1986 near-future role-playing game

Cover art by William H. Keith Jr.

Freedom Fighters is a near-future role-playing game published by Fantasy Games Unlimited FGU in 1986 in which American guerrillas form a resistance against invaders.

==Description==
Freedom Fighters posits that someone such as the Soviet Union or an alien force has successfully invaded the United States. The players control characters who are guerrilla fighters.

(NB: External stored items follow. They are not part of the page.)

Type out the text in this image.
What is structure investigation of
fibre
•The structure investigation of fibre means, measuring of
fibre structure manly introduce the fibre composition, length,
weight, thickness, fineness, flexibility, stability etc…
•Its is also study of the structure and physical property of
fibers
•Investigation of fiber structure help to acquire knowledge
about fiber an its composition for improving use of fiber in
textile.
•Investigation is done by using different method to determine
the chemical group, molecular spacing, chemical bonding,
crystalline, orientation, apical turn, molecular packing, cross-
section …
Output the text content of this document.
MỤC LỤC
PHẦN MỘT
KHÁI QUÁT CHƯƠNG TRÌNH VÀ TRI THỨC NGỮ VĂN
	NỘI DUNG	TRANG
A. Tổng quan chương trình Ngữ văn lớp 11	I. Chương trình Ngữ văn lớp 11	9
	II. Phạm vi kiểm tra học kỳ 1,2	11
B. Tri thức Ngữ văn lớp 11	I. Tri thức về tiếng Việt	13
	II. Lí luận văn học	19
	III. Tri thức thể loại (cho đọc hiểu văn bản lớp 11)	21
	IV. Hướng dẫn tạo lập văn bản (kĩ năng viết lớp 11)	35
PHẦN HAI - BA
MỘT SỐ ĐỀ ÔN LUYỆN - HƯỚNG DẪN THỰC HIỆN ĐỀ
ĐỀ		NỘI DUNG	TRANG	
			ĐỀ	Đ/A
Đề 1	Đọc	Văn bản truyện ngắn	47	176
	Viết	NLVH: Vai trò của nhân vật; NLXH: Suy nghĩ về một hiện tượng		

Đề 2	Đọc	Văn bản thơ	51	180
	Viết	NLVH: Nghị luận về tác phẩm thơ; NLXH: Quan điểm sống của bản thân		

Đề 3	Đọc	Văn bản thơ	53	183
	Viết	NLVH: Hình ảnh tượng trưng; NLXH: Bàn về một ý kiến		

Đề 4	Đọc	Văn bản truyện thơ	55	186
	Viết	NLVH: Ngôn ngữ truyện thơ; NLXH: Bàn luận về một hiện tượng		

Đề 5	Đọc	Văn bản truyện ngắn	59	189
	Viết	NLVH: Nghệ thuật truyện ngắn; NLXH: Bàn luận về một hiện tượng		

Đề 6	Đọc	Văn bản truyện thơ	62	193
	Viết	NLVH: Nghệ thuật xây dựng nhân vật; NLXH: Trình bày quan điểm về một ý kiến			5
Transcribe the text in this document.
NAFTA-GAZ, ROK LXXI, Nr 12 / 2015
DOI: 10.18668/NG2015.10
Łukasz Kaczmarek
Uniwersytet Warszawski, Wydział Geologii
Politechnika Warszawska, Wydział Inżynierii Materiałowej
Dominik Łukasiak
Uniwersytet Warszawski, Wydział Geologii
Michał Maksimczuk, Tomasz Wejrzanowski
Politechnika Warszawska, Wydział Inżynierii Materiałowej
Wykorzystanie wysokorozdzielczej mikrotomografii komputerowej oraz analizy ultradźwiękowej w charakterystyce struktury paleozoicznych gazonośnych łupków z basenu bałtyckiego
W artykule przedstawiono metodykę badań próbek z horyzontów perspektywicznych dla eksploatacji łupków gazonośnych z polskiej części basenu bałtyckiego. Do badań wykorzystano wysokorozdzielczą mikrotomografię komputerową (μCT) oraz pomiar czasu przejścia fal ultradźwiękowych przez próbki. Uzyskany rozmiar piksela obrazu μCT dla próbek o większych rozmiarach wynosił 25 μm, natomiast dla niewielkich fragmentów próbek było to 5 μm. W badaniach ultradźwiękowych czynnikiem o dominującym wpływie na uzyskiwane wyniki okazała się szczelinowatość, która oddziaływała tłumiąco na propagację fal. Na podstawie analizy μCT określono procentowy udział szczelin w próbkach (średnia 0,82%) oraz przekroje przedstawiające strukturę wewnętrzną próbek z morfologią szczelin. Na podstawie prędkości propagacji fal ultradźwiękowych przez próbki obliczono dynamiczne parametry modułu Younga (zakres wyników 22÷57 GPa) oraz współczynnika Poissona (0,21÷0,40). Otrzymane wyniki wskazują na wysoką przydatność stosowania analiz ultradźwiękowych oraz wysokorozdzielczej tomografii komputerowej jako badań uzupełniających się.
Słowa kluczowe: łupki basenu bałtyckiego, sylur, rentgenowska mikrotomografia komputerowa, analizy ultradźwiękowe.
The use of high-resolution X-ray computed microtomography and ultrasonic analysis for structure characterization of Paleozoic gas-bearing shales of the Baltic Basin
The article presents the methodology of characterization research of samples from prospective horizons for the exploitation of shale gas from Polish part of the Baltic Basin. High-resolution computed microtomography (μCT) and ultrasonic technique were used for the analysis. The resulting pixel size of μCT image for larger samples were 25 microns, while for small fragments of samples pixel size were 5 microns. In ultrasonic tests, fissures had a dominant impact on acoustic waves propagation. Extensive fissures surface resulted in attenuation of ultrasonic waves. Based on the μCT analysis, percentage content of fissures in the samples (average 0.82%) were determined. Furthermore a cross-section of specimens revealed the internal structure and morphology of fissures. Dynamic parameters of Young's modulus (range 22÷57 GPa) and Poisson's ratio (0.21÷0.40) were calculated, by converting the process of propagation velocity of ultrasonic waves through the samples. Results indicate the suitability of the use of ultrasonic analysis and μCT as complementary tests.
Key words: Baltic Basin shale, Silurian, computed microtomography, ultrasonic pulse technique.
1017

The game comes as a boxed set that contains "The Character", an 80-page book that explains character generation and the game rules for characters; "The Resistance", a 96-page book with rules for combat; a 32-page book containing character generation tables and character sheets; "The Errant Knight", an 8-page sample scenario; a gamemaster's screen, and dice.

==Publication history==
Freedom Fighters was designed by J. Andrew Keith, with art by William H. Keith Jr., and was published in 1986 by FGU. However, FGU was in financial trouble by this time, and Freedom Fighters would be its second-last publication.

==Reception==
In his 1990 book The Complete Guide to Role-Playing Games, game critic Rick Swan thought that the character generation process was covered "in excruciating detail, with over thirty pages and dozens of charts devoted to every conceivable physical, mental and attitudinal characteristic ... Needless to say, a lot of this is unnecessary and much of it isn't particularly meaningful." Swan also found the game mechanics similarly complicated. Although Swan found that time spent wading through the rules would produce "surprisingly realistic results", he concluded by giving the game a rating of 2.5 out of 4, saying, "This is humorless, difficult material that would have benefited from a sharper focus and a skeptical editor with a big red pencil."